Your job is to write a program that takes a list of currency exchange rates as input and then determines whether arbitrage is possible or not.
 

Input
The input file will contain one or more test cases. Om the first line of each test case there is an integer n (1<=n<=30), representing the number of different currencies. The next n lines each contain the name of one currency. Within a name no spaces will appear. The next line contains one integer m, representing the length of the table to follow. The last m lines each contain the name ci of a source currency, a real number rij which represents the exchange rate from ci to cj and a name cj of the destination currency. Exchanges which do not appear in the table are impossible.
Test cases are separated from each other by a blank line.

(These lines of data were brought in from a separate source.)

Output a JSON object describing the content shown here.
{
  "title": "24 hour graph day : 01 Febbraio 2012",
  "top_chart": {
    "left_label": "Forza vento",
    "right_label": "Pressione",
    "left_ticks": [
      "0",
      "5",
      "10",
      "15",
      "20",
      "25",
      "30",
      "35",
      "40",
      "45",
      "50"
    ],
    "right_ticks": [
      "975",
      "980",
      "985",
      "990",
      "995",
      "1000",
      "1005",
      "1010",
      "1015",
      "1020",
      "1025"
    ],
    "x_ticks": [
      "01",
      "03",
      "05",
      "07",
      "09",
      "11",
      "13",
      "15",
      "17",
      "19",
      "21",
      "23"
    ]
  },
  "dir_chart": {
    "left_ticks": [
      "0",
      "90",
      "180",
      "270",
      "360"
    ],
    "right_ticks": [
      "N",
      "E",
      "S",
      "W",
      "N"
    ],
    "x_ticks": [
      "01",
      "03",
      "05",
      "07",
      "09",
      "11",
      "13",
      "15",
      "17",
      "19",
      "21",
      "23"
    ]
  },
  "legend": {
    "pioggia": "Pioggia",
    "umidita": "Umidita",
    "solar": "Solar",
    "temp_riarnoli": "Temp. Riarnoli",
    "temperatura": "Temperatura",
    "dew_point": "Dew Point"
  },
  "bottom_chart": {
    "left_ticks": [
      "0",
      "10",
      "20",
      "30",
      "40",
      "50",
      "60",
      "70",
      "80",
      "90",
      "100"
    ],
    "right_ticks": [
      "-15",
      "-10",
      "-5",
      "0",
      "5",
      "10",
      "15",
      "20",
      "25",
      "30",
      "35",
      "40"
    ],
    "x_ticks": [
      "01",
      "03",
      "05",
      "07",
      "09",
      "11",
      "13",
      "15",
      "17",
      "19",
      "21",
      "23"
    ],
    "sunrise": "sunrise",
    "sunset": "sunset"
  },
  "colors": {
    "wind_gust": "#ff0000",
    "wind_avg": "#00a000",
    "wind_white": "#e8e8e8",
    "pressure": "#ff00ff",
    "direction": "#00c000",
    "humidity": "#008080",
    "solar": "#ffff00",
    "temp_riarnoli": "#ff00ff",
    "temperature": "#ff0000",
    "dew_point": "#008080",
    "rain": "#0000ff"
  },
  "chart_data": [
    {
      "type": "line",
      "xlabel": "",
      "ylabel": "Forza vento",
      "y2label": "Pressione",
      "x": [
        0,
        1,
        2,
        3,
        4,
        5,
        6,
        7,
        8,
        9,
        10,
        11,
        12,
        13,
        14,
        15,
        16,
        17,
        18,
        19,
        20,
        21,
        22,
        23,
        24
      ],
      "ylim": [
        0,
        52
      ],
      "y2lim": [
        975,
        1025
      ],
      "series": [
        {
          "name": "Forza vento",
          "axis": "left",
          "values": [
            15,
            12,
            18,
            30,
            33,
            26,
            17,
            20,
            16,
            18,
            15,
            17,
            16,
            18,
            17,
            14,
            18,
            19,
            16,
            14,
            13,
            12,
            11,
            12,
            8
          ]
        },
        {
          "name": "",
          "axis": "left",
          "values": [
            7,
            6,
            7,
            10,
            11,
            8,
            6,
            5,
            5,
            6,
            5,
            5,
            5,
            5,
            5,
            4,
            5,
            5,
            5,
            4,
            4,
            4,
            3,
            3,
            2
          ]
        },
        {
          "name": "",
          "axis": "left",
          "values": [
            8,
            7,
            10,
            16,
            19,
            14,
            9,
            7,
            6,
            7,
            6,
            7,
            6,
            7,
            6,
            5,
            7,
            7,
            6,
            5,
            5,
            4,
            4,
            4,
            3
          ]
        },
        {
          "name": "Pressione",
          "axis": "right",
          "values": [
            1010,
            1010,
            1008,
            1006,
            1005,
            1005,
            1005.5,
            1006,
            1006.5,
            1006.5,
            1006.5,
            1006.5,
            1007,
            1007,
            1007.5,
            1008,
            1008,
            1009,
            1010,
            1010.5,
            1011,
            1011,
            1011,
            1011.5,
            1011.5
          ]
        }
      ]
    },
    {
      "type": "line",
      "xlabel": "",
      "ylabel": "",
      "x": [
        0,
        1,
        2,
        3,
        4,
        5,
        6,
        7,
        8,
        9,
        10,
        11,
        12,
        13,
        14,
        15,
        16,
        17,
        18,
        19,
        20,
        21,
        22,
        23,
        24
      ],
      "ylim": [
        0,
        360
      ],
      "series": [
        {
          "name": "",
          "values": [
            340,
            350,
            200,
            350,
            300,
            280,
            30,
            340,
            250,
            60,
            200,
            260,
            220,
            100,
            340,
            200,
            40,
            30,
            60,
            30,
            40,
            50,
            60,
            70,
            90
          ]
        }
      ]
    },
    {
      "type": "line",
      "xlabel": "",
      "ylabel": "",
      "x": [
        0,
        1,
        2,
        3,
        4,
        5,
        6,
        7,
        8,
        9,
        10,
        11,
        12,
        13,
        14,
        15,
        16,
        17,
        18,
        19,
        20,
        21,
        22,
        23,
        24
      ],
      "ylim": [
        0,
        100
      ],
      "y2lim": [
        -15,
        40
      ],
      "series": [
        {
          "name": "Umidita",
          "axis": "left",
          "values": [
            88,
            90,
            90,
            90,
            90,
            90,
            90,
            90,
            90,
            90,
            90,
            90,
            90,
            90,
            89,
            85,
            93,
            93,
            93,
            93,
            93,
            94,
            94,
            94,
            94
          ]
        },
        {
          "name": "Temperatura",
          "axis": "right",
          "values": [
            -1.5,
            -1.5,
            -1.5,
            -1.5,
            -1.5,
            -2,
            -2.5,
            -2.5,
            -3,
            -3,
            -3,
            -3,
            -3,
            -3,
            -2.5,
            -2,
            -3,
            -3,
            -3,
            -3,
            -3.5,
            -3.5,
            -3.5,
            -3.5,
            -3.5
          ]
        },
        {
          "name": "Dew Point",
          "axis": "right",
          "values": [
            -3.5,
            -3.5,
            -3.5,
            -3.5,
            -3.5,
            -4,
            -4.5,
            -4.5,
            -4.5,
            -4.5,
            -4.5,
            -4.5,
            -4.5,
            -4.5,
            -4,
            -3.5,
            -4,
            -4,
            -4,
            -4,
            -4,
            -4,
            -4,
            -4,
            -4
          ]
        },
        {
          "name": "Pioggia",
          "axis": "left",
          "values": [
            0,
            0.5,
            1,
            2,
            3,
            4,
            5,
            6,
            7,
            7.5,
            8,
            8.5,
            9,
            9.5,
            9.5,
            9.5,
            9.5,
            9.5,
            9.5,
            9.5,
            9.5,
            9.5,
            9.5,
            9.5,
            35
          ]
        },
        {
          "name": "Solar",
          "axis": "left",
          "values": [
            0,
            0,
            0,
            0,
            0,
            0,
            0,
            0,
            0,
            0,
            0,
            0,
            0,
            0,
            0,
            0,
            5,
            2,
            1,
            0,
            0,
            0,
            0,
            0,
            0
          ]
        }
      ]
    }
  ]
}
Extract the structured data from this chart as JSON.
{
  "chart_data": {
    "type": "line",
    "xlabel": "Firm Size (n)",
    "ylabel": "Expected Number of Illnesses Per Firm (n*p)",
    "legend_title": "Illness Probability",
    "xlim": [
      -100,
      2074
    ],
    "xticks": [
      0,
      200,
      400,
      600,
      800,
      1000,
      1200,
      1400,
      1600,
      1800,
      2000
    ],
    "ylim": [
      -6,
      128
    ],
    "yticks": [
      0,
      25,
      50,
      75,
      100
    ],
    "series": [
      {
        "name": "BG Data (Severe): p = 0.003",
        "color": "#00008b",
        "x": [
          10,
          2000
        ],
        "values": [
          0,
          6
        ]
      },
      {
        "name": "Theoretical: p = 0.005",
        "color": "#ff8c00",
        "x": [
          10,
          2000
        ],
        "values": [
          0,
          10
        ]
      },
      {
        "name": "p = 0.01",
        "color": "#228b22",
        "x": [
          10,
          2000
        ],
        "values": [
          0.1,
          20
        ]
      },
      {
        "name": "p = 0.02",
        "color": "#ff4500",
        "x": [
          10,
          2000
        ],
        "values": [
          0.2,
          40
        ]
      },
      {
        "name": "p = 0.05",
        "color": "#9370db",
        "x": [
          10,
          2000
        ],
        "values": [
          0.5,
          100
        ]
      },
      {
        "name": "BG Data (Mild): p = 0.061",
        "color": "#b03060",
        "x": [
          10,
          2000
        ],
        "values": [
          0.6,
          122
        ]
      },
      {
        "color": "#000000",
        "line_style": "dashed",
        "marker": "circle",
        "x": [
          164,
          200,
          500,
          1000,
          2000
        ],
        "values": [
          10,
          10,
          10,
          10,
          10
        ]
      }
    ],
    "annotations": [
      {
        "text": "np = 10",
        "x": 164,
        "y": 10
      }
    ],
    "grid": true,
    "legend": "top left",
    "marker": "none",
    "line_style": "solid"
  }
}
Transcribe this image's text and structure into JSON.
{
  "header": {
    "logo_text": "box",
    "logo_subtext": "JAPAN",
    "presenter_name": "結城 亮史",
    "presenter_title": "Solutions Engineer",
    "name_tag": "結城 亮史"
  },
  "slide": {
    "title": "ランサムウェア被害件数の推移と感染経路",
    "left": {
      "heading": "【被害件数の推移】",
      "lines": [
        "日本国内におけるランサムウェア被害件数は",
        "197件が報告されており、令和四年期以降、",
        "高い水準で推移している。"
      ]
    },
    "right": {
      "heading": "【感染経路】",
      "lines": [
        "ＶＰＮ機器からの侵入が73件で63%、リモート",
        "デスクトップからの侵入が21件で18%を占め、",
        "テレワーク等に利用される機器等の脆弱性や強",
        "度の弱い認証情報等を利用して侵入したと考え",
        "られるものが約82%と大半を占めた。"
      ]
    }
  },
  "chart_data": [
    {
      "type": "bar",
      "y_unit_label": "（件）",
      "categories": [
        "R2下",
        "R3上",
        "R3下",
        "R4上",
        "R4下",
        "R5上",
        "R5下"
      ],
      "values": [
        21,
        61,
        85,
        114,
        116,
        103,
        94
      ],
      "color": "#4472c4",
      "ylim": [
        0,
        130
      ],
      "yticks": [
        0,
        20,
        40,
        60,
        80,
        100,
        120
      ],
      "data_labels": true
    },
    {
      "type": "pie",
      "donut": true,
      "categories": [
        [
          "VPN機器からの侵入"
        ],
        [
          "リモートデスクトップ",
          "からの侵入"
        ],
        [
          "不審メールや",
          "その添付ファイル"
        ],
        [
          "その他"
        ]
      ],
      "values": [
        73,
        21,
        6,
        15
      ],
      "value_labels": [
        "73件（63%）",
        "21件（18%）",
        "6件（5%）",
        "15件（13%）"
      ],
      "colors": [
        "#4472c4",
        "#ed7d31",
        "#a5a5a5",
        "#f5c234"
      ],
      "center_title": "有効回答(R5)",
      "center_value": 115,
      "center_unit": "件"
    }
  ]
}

Input is terminated by a value of zero (0) for n. 
 

Output
For each test case, print one line telling whether arbitrage is possible or not in the format "Case case: Yes" respectively "Case case: No". 
 

Sample Input
3
USDollar
BritishPound
FrenchFranc
3
USDollar 0.5 BritishPound
BritishPound 10.0 FrenchFranc
FrenchFranc 0.21 USDollar

3
USDollar
BritishPound
FrenchFranc
6
USDollar 0.5 BritishPound
USDollar 4.9 FrenchFranc
BritishPound 10.0 FrenchFranc
BritishPound 1.99 USDollar
FrenchFranc 0.09 BritishPound
FrenchFranc 0.19 USDollar

0
 

Sample Output
Case 1: Yes
Case 2: No

#AC码

/*
Floyd更新一遍，检查自己对自己的汇率是否大于1
*/
#include<bits/stdc++.h>
using namespace std;
#define Max_n 32
double D[Max_n][Max_n];
map<string,int> Map;
int N,M;
void Floyd()
{
    for(int k=1;k<=N;k++)
        for(int i=1;i<=N;i++)
            for(int j=1;j<=N;j++)
            {
                if(D[i][j]<D[i][k]*D[k][j])
                    D[i][j]=D[i][k]*D[k][j];
            }
}
int main()
{
    //freopen("1217.txt","r",stdin);
    int Case=0;
    while(cin>>N,N)
    {
        //
        Map.clear();
        for(int i=1;i<=N;i++)
            for(int j=1;j<=N;j++)
            {
                if(i=j)
                    D[i][j]=1;
                else
                    D[i][j]=0;
            }
        //
        for(int i=1;i<=N;i++)
        {
            string Name;
            cin>>Name;
            Map[Name]=i;
        }
        //
        cin>>M;
        for(int i=1;i<=M;i++)
        {
            string u,v;
            double cost;
            cin>>u>>cost>>v;
            D[Map[u]][Map[v]]=cost;
        }
        //
        Floyd();
        //
        int flag=0;
        for(int i=1;i<=N;i++)
        {
            if(D[i][i]>1)
            {
                flag=1;
                break;
            }
        }
        if(flag)
            cout<<"Case "<<++Case<<": Yes"<<endl;
        else
            cout<<"Case "<<++Case<<": No"<<endl;
    }
}